Multiple interrogations over multiple hours lead to multiple inconsistencies proving the process unreliable

  • The police conducted four formal interrogations of Brendan over hours, days, and weeks (and that doesn’t account for questioning likely done off camera). Under that pressure, he kept changing his story, as to whether he was involved in a plan to kill Teresa Halbach, what Steven said when he invited Brendan over, when they killed her, and on and on. The result was a mashup of inconsistent statements with facts that didn’t match.
  • In Max’s case, the police took three different written statements from him over 26 hours on three different days, plus interviewed him at other times without any recording. Like Brendan’s statements, Max’s “confessions” clashed frequently with each other and with the known, credible evidence. In the first two statements, Max said he remained in the car while a “running buddy” went inside the bowling alley, while Max’s third statement said that both men went in and shot the victims. The surviving victim meanwhile contradicted Max’s third statement as to the number of perpetrators (one), what the perpetrator said, and so on. The only correct details to be found in Max’s statements had been widely published in the media.

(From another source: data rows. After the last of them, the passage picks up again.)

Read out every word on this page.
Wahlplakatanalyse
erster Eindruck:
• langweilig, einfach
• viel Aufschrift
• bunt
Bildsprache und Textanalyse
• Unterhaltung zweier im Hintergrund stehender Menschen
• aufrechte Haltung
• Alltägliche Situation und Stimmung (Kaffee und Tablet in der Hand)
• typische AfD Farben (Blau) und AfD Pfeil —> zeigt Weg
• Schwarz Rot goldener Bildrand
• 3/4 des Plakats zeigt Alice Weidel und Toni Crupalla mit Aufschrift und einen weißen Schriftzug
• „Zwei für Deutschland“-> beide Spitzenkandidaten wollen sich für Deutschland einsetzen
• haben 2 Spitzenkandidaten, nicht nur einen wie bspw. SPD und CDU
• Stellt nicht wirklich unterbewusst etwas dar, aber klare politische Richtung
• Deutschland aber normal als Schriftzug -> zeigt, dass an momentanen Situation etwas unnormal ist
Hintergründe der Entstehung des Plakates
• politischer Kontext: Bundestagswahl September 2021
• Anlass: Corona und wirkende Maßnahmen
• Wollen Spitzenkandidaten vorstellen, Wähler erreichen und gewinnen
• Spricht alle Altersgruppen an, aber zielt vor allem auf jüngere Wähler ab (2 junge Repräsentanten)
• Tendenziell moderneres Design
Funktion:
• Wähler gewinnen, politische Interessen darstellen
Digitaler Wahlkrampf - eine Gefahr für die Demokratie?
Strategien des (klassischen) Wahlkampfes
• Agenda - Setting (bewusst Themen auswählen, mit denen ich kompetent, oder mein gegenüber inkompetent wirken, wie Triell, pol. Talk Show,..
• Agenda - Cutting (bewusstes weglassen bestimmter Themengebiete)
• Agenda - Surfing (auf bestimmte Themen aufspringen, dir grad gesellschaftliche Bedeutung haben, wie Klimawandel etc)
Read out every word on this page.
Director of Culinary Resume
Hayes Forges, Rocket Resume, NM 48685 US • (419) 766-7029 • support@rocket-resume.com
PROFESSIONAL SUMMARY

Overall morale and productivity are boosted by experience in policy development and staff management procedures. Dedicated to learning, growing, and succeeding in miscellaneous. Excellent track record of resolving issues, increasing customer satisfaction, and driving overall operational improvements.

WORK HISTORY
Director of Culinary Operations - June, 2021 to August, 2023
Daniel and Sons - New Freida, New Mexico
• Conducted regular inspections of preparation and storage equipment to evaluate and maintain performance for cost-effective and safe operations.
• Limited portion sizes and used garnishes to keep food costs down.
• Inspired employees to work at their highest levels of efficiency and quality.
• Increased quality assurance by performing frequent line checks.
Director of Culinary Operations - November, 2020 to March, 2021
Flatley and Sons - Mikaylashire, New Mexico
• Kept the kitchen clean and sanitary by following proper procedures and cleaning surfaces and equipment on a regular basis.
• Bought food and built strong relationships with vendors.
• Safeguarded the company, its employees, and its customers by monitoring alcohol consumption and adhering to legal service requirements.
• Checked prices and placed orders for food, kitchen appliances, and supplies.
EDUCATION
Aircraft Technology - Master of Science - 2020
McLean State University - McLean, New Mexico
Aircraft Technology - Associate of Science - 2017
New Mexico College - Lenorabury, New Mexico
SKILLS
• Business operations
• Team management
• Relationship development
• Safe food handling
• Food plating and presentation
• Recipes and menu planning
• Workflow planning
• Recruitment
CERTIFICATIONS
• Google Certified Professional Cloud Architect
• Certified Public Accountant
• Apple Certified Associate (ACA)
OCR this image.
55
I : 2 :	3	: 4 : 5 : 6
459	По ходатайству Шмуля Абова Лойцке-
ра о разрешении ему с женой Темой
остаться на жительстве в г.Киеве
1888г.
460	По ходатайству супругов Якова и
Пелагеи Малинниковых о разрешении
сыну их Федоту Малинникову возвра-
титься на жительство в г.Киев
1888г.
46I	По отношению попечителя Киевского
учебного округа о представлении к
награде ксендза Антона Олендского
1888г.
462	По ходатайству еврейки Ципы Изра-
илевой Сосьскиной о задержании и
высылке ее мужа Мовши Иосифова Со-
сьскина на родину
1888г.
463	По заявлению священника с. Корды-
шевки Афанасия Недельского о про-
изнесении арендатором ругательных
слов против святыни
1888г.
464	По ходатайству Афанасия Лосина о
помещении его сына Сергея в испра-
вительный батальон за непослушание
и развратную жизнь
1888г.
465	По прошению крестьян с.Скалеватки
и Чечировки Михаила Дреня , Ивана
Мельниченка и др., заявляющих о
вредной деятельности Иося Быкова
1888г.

These techniques produced false confessions that stood alone in each case as the only “evidence” the prosecution had. For both Max and Brendan, law enforcement had otherwise come up empty: no DNA, no eyewitnesses, no fingerprints, and no other physical or forensic evidence linked either of them to murder.

I know the nightmare will be over soon for Max one way or another. If it were just Max, I just might be able to wipe my tears and try to forget this horrific chapter in criminal justice. But the mentally challenged Brendan in belly chains on my TV screen and in his prison photo on my computer remind me that the innocent are still preyed upon. Indeed, of the 58 people who were exonerated in 2015 of murder, the National Registry of Exonerations found that 22 had been convicted based on false confessions.

Brendan faces 30 more years before he will be eligible for parole. Thankfully Wisconsin stands with the majority of states that no longer allow or carry out executions. But we must do more to prevent duplicitous interrogations and false confessions. In far too many parts of the country, police aren’t required to videotape their interrogations. Video didn’t save Brendan from prison, but that audio-visual evidence might yet get him out.

It’s not the videos alone, of course, that give Brendan’s case hope. Those tapes had to be scrutinized for hours on end in keeping with the research on false confessions. In addition to videos of all confessions, we must ensure that attorneys have the time and money to study them. Otherwise, the police, prosecutors, judges, and juries will continue to make a mockery of justice. We must stop punishing the innocent and vulnerable for crimes that aren’t their own.